What a nice weekend...
The weather was a little unpredictable on Saturday, but Sunday was beautiful. I read a little of "Babycakes" the 4th book in the "Tales" series, then headed up to Charlottesville for a nice drive and lunch up in the historic downtown area with BJ. This man is special and we seem to have alot in common. I look forward to spending time with him, and I think he feels the same way.
After we got back, I read a little more then went to Z2 to play some pool, and Barcode for karaoke. Barcode was packed and fun, I stayed for awhile then headed home to the comfort of my cozy bed...
Life is good, and I have no complaints... Over and "Out" til next time...

June 3, 2006

Another busy week in Richmond VA ...
Business seems to be slowly picking up in the furniture business. Memorial Day weekend is always a good barometer of things to come and it was a winner. Governor Kaine just announced a tax free weekend in August, that should help spike sales too.
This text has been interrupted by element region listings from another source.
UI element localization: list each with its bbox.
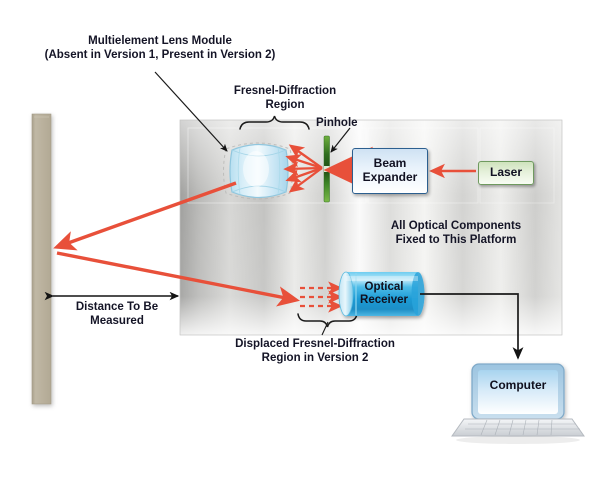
pinhole-aperture	[323, 135, 330, 203]
platform-note-line2: Fixed to This Platform	[395, 234, 517, 247]
laser-box: Laser	[478, 161, 534, 185]
displaced-fresnel-brace	[297, 313, 358, 328]
receiver-computer-connector	[420, 293, 524, 360]
fresnel-region-label-line2: Region	[265, 99, 305, 112]
displaced-region-label-line2: Region in Version 2	[261, 352, 369, 365]
platform-note-label: All Optical Components Fixed to This Pla…	[362, 219, 550, 247]
beam-expander-label-line2: Expander	[362, 170, 418, 184]
returning-beam-to-receiver	[56, 251, 301, 307]
beam-expander-box: Beam Expander	[352, 148, 428, 194]
displaced-region-label: Displaced Fresnel-Diffraction Region in …	[210, 337, 420, 365]
optical-receiver-label-line1: Optical	[364, 280, 404, 293]
lens-module-label-line2: (Absent in Version 1, Present in Version…	[44, 49, 276, 62]
platform-note-line1: All Optical Components	[390, 220, 522, 232]
fresnel-region-label-line1: Fresnel-Diffraction	[233, 85, 337, 97]
diverging-beam-arrows	[283, 144, 323, 193]
optical-receiver-label: Optical Receiver	[351, 276, 417, 312]
lens-module-label: Multielement Lens Module (Absent in Vers…	[20, 34, 300, 62]
pinhole-label-leader	[330, 127, 351, 153]
beam-expander-label-line1: Beam	[373, 156, 407, 171]
multielement-lens-module	[223, 142, 293, 200]
computer-laptop	[451, 363, 585, 444]
optical-receiver	[338, 271, 425, 317]
distance-label-line2: Measured	[90, 315, 144, 328]
computer-label: Computer	[489, 378, 547, 393]
distance-label-line1: Distance To Be	[75, 301, 159, 313]
distance-label: Distance To Be Measured	[52, 300, 182, 328]
displaced-region-label-line1: Displaced Fresnel-Diffraction	[235, 338, 395, 350]
target-wall	[31, 113, 52, 405]
displaced-label-leader	[321, 321, 329, 336]
optical-receiver-label-line2: Receiver	[360, 294, 408, 306]
fresnel-region-brace	[239, 115, 310, 130]
fresnel-region-label: Fresnel-Diffraction Region	[205, 84, 365, 112]
outgoing-beam-to-wall	[53, 181, 237, 251]
received-beam-dashed-arrows	[300, 281, 343, 313]
pinhole-label: Pinhole	[316, 117, 358, 129]
lens-module-label-line1: Multielement Lens Module	[88, 35, 232, 47]
lens-label-leader	[154, 71, 228, 152]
My daughter's last day of high school was this week. She graduates soon and came by for another visit the other day. She was talking about taking a year off before starting at JSR, I hope she will re-think and maybe take one academic and one elective the first year. Either way she looked great and was very excited about graduation.
Life for me is getting less complicated... It seems most of my attention and free time is being focused in one direction and at one person these days. For those who know me, you know what I am talking about. I do plan on spending the day Sunday with this "special" someone, I can hardly wait. I guess I am opening myself up to be disappointed/hurt if I am reading too much into this, but that is what makes us stronger, "that which does not kill us". I am willing to take the chance with no expectations or limitations.